Jay received highly positive reviews from contemporary music critics. A reviewer MTVChinese.com awarded the album four out of five stars and stated that the album can be said to be one of the most eye-catching albums in the recent Mandarin market. The reviewer capped off the review by saying: "I particularly recommend the non-title songs in the album. I believe you will have more interesting new discoveries about Jay Chou." A reviewer from NetEase stated: "Although Jay Chou's style has the shadow of David Tao and Alex To, after all, the singer's first album will inevitably give people a feeling of "copying". As long as Jay makes some adjustments to his own music style, he may become a role model for other new singers." At the end of the review, they said: "I really think Jay Chou has great potential, and let us see what outstanding performance Jay will have in 2001!" An editor from Apple Music Taiwan said that the album was bursting with infinite novel musical elements.

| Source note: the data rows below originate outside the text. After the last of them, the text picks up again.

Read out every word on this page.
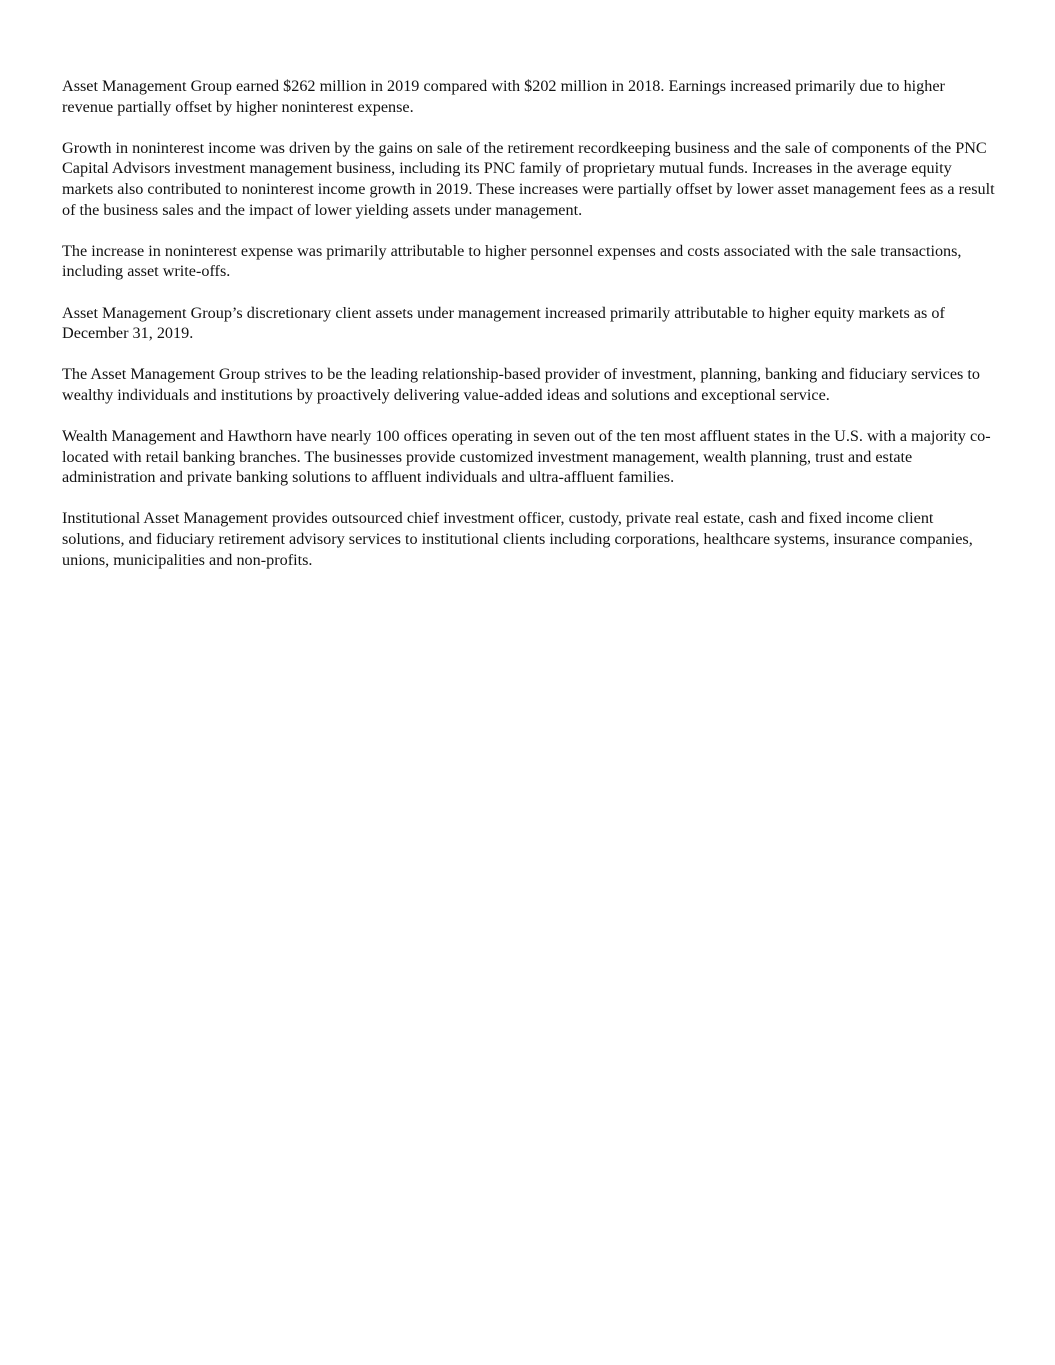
Asset Management Group earned $262 million in 2019 compared with $202 million in 2018. Earnings increased primarily due to higher revenue partially offset by higher noninterest expense.

Growth in noninterest income was driven by the gains on sale of the retirement recordkeeping business and the sale of components of the PNC Capital Advisors investment management business, including its PNC family of proprietary mutual funds. Increases in the average equity markets also contributed to noninterest income growth in 2019. These increases were partially offset by lower asset management fees as a result of the business sales and the impact of lower yielding assets under management.

The increase in noninterest expense was primarily attributable to higher personnel expenses and costs associated with the sale transactions, including asset write-offs.

Asset Management Group’s discretionary client assets under management increased primarily attributable to higher equity markets as of December 31, 2019.

The Asset Management Group strives to be the leading relationship-based provider of investment, planning, banking and fiduciary services to wealthy individuals and institutions by proactively delivering value-added ideas and solutions and exceptional service.

Wealth Management and Hawthorn have nearly 100 offices operating in seven out of the ten most affluent states in the U.S. with a majority co-located with retail banking branches. The businesses provide customized investment management, wealth planning, trust and estate administration and private banking solutions to affluent individuals and ultra-affluent families.

Institutional Asset Management provides outsourced chief investment officer, custody, private real estate, cash and fixed income client solutions, and fiduciary retirement advisory services to institutional clients including corporations, healthcare systems, insurance companies, unions, municipalities and non-profits.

The website Hypebeast did a retrospective of the album 20 years after its debut and minutely went over how much impact it had on the Mandopop scene by buoying genres like hip hop, R&B and rap music in the mainstream. Eric and Bakery Kung of GQ Taiwan wrote in a retrospective review: "Even after 20 years, when I listen to Jay Chou's first album again, no matter whether it's a new and different style of music, or the lyrics of Fong and Tsui, under the chaotic market of Chinese music, the melody is still new and trendy, so the creation is no longer limited to the market of love songs, and develops the colorful and strange without any boundaries, leaving behind countless Jay's classics, and becoming the representative masterpieces of the watershed that can't be forgotten."

Professional ratings
Review scores
| Source | Rating |
| MTVChinese.com |  |

==Accolades==
The album was nominated for five Golden Melody Awards and won for Best Pop Vocal Album. The album also won an IFPI Hong Kong Top Sales Music Award for Top 10 Best Selling Mandarin Albums of the Year. On 18 January 2002, "Starry Mood" won the "Outstanding Mandarin Song Award" gold award at the Top Ten Chinese Gold Songs Awards. "Black Humor" won one of the Top Ten Chinese Golden Songs at the 1st Malaysian Golden Melody Awards Ceremony, where he also won the Best Composer Award. "Ancient Indian Turtledove" made it onto the leaderboard of the top ten outstanding singles in 2000 by the Taiwan Chinese Musicians Exchange Association. "Tornado" won the 2001 Metro Karaoke Song Award at the 2001 Metro Music Awards.

==Track listing==

| No. | Title | Lyrics | Length |
|---|---|---|---|
| 1. | "Adorable Lady" (可愛女人) | Vivian Hsu | 3:56 |
| 2. | "Perfectionism" (完美主義) | Vincent Fang | 4:01 |
| 3. | "Starry Mood" (星晴) | Jay Chou | 4:16 |
| 4. | "Wife" (娘子) | Vincent Fang | 4:28 |
| 5. | "Basketball Match" (鬥牛) | Vincent Fang | 4:36 |
| 6. | "Black Humor" (黑色幽默) | Jay Chou | 4:40 |
| 7. | "Istanbul" (伊斯坦堡) | Vivian Hsu | 3:26 |
| 8. | "Ancient Indian Turtledove" (印地安老斑鳩) | Vincent Fang | 5:02 |
| 9. | "Tornado" (龍捲風) | Vivian Hsu | 4:08 |
| 10. | "Counter-Clockwise Clock" (反方向的鐘) | Vincent Fang | 4:16 |
| Total length: |  |  | 42:49 |

==Sales and certifications==

| Region | Certification | Certified units/sales |
| Hong Kong | — | 100,000 |
| Singapore (RIAS) | Gold | 5,000^{*} |
| Taiwan | — | 250,000 |
^{*} Sales figures based on certification alone.